What is your advice for applying for the Coro program?
[HAWK] I would just apply. Get a good recommendation from one of your great professors and talk about some of the things you've been doing. I think you want to also emphasize what you are currently doing and what you aim to do, making a commitment to public life in some way. But, short of that, being vulnerable and saying, “I don’t know what I want to do, but I know I’m passionate about public affairs generally, and I’d like to get more specific.” would be the way that I might think about framing it.
[HAMACHER] I think the best thing about Coro is that the whole goal is for you to learn things you don't already know. So I think it's okay in your application if you think about what you're hoping to get from Coro being like: "I don't know what I want to do for my life, and maybe this can help me figure it out.”
For 50 years, the nonpartisan Coro Fellows Program in Public Affairs has equipped emerging civic leaders in St.
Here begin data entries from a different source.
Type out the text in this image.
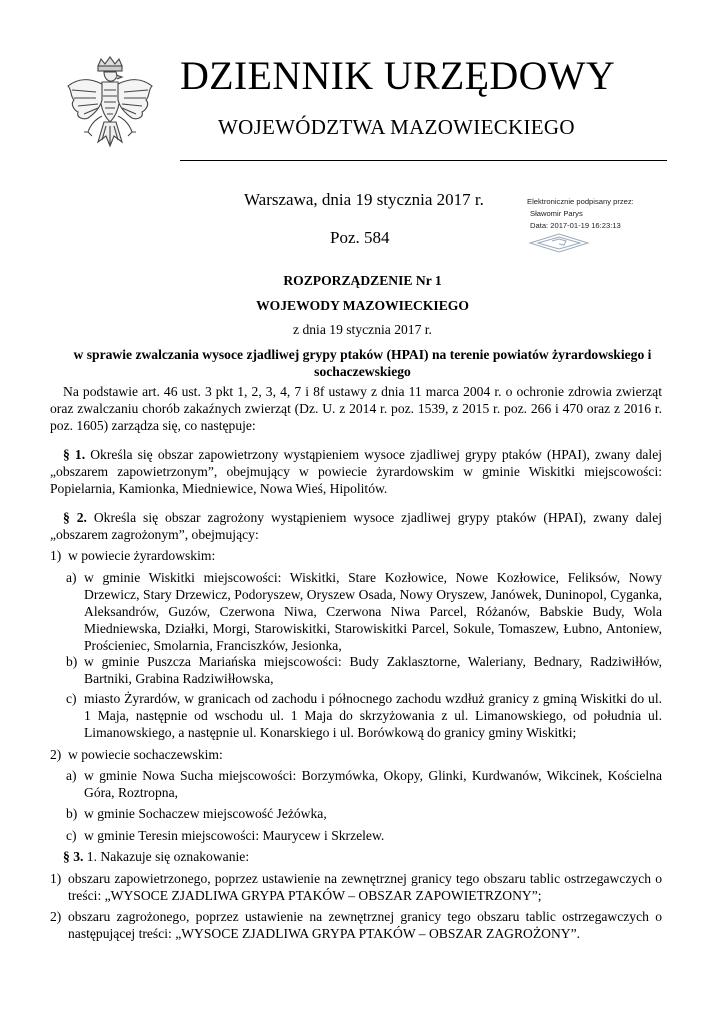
DZIENNIK URZĘDOWY
WOJEWÓDZTWA MAZOWIECKIEGO
Warszawa, dnia 19 stycznia 2017 r.
Poz. 584
Elektronicznie podpisany przez:
Sławomir Parys
Data: 2017-01-19 16:23:13
ROZPORZĄDZENIE Nr 1
WOJEWODY MAZOWIECKIEGO
z dnia 19 stycznia 2017 r.
w sprawie zwalczania wysoce zjadliwej grypy ptaków (HPAI) na terenie powiatów żyrardowskiego i sochaczewskiego
Na podstawie art. 46 ust. 3 pkt 1, 2, 3, 4, 7 i 8f ustawy z dnia 11 marca 2004 r. o ochronie zdrowia zwierząt oraz zwalczaniu chorób zakaźnych zwierząt (Dz. U. z 2014 r. poz. 1539, z 2015 r. poz. 266 i 470 oraz z 2016 r. poz. 1605) zarządza się, co następuje:
§ 1. Określa się obszar zapowietrzony wystąpieniem wysoce zjadliwej grypy ptaków (HPAI), zwany dalej „obszarem zapowietrzonym”, obejmujący w powiecie żyrardowskim w gminie Wiskitki miejscowości: Popielarnia, Kamionka, Miedniewice, Nowa Wieś, Hipolitów.
§ 2. Określa się obszar zagrożony wystąpieniem wysoce zjadliwej grypy ptaków (HPAI), zwany dalej „obszarem zagrożonym”, obejmujący:
1) w powiecie żyrardowskim:
a) w gminie Wiskitki miejscowości: Wiskitki, Stare Kozłowice, Nowe Kozłowice, Feliksów, Nowy Drzewicz, Stary Drzewicz, Podoryszew, Oryszew Osada, Nowy Oryszew, Janówek, Duninopol, Cyganka, Aleksandrów, Guzów, Czerwona Niwa, Czerwona Niwa Parcel, Różanów, Babskie Budy, Wola Miedniewska, Działki, Morgi, Starowiskitki, Starowiskitki Parcel, Sokule, Tomaszew, Łubno, Antoniew, Prościeniec, Smolarnia, Franciszków, Jesionka,
b) w gminie Puszcza Mariańska miejscowości: Budy Zaklasztorne, Waleriany, Bednary, Radziwiłłów, Bartniki, Grabina Radziwiłłowska,
c) miasto Żyrardów, w granicach od zachodu i północnego zachodu wzdłuż granicy z gminą Wiskitki do ul. 1 Maja, następnie od wschodu ul. 1 Maja do skrzyżowania z ul. Limanowskiego, od południa ul. Limanowskiego, a następnie ul. Konarskiego i ul. Borówkową do granicy gminy Wiskitki;
2) w powiecie sochaczewskim:
a) w gminie Nowa Sucha miejscowości: Borzymówka, Okopy, Glinki, Kurdwanów, Wikcinek, Kościelna Góra, Roztropna,
b) w gminie Sochaczew miejscowość Jeżówka,
c) w gminie Teresin miejscowości: Maurycew i Skrzelew.
§ 3. 1. Nakazuje się oznakowanie:
1) obszaru zapowietrzonego, poprzez ustawienie na zewnętrznej granicy tego obszaru tablic ostrzegawczych o treści: „WYSOCE ZJADLIWA GRYPA PTAKÓW – OBSZAR ZAPOWIETRZONY”;
2) obszaru zagrożonego, poprzez ustawienie na zewnętrznej granicy tego obszaru tablic ostrzegawczych o następującej treści: „WYSOCE ZJADLIWA GRYPA PTAKÓW – OBSZAR ZAGROŻONY”.
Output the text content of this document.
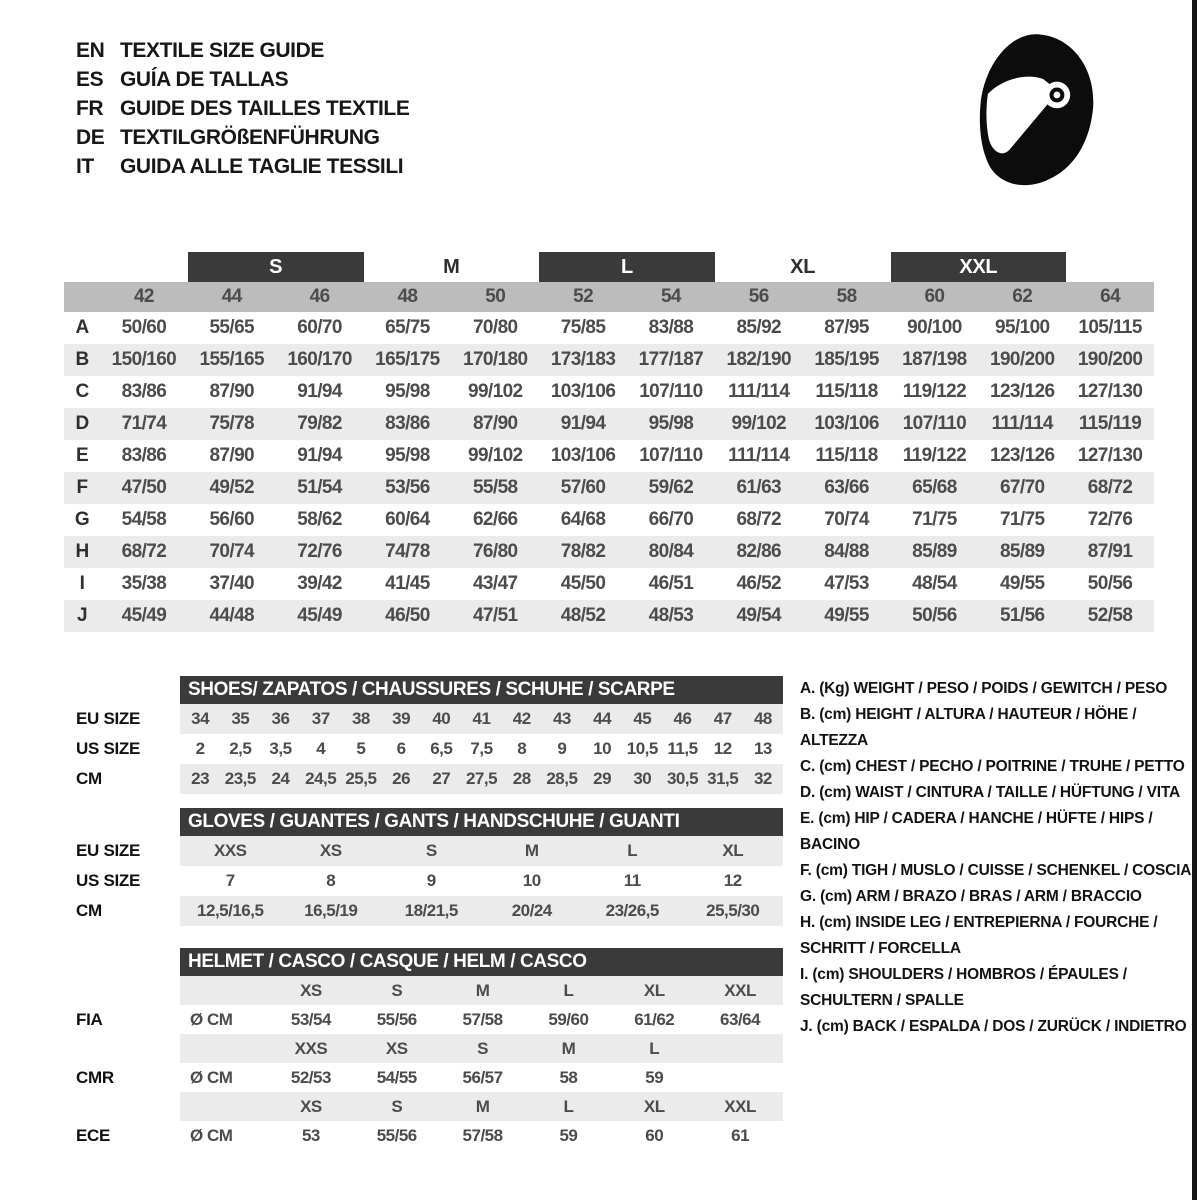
EN TEXTILE SIZE GUIDE
ES GUÍA DE TALLAS
FR GUIDE DES TAILLES TEXTILE
DE TEXTILGRÖßENFÜHRUNG
IT	GUIDA ALLE TAGLIE TESSILI
S	M	L	XL	XXL
42	44	46	48	50	52	54	56	58	60	62	64
A	50/60	55/65	60/70	65/75	70/80	75/85	83/88	85/92	87/95	90/100	95/100	105/115
B	150/160	155/165	160/170	165/175	170/180	173/183	177/187	182/190	185/195	187/198	190/200	190/200
C	83/86	87/90	91/94	95/98	99/102	103/106	107/110	111/114	115/118	119/122	123/126	127/130
D	71/74	75/78	79/82	83/86	87/90	91/94	95/98	99/102	103/106	107/110	111/114	115/119
E	83/86	87/90	91/94	95/98	99/102	103/106	107/110	111/114	115/118	119/122	123/126	127/130
F	47/50	49/52	51/54	53/56	55/58	57/60	59/62	61/63	63/66	65/68	67/70	68/72
G	54/58	56/60	58/62	60/64	62/66	64/68	66/70	68/72	70/74	71/75	71/75	72/76
H	68/72	70/74	72/76	74/78	76/80	78/82	80/84	82/86	84/88	85/89	85/89	87/91
I	35/38	37/40	39/42	41/45	43/47	45/50	46/51	46/52	47/53	48/54	49/55	50/56
J	45/49	44/48	45/49	46/50	47/51	48/52	48/53	49/54	49/55	50/56	51/56	52/58
SHOES/ ZAPATOS / CHAUSSURES / SCHUHE / SCARPE
EU SIZE	34	35	36	37	38	39	40	41	42	43	44	45	46	47	48
US SIZE	2	2,5	3,5	4	5	6	6,5	7,5	8	9	10 10,5 11,5 12	13
CM	23 23,5 24 24,5 25,5 26	27 27,5 28 28,5 29	30 30,5 31,5 32
GLOVES / GUANTES / GANTS / HANDSCHUHE / GUANTI
EU SIZE	XXS	XS	S	M	L	XL
US SIZE	7	8	9	10	11	12
CM	12,5/16,5	16,5/19	18/21,5	20/24	23/26,5	25,5/30
HELMET / CASCO / CASQUE / HELM / CASCO
XS	S	M	L	XL	XXL
FIA	Ø CM	53/54	55/56	57/58	59/60	61/62	63/64
XXS	XS	S	M	L
CMR	Ø CM	52/53	54/55	56/57	58	59
XS	S	M	L	XL	XXL
ECE	Ø CM	53	55/56	57/58	59	60	61
A. (Kg) WEIGHT / PESO / POIDS / GEWITCH / PESO
B. (cm) HEIGHT / ALTURA / HAUTEUR / HÖHE / ALTEZZA
C. (cm) CHEST / PECHO / POITRINE / TRUHE / PETTO
D. (cm) WAIST / CINTURA / TAILLE / HÜFTUNG / VITA
E. (cm) HIP / CADERA / HANCHE / HÜFTE / HIPS / BACINO
F. (cm) TIGH / MUSLO / CUISSE / SCHENKEL / COSCIA
G. (cm) ARM / BRAZO / BRAS / ARM / BRACCIO
H. (cm) INSIDE LEG / ENTREPIERNA / FOURCHE / SCHRITT / FORCELLA
I. (cm) SHOULDERS / HOMBROS / ÉPAULES / SCHULTERN / SPALLE
J. (cm) BACK / ESPALDA / DOS / ZURÜCK / INDIETRO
Louis to better understand how decisions are made, how complex policies are shaped, and how to influence meaningful change.
Up to twelve Fellows are selected each year to participate in St. Louis’ program from a highly competitive national applicant pool for the nine month, full-time, graduate-level leadership training program. Throughout their program year, Fellows have rich interactions with private, public, and nonprofit decision-makers while immersed in intentionally ambiguous and stimulating environments designed to support their growth and development in a collaborative, peer-to-peer learning space.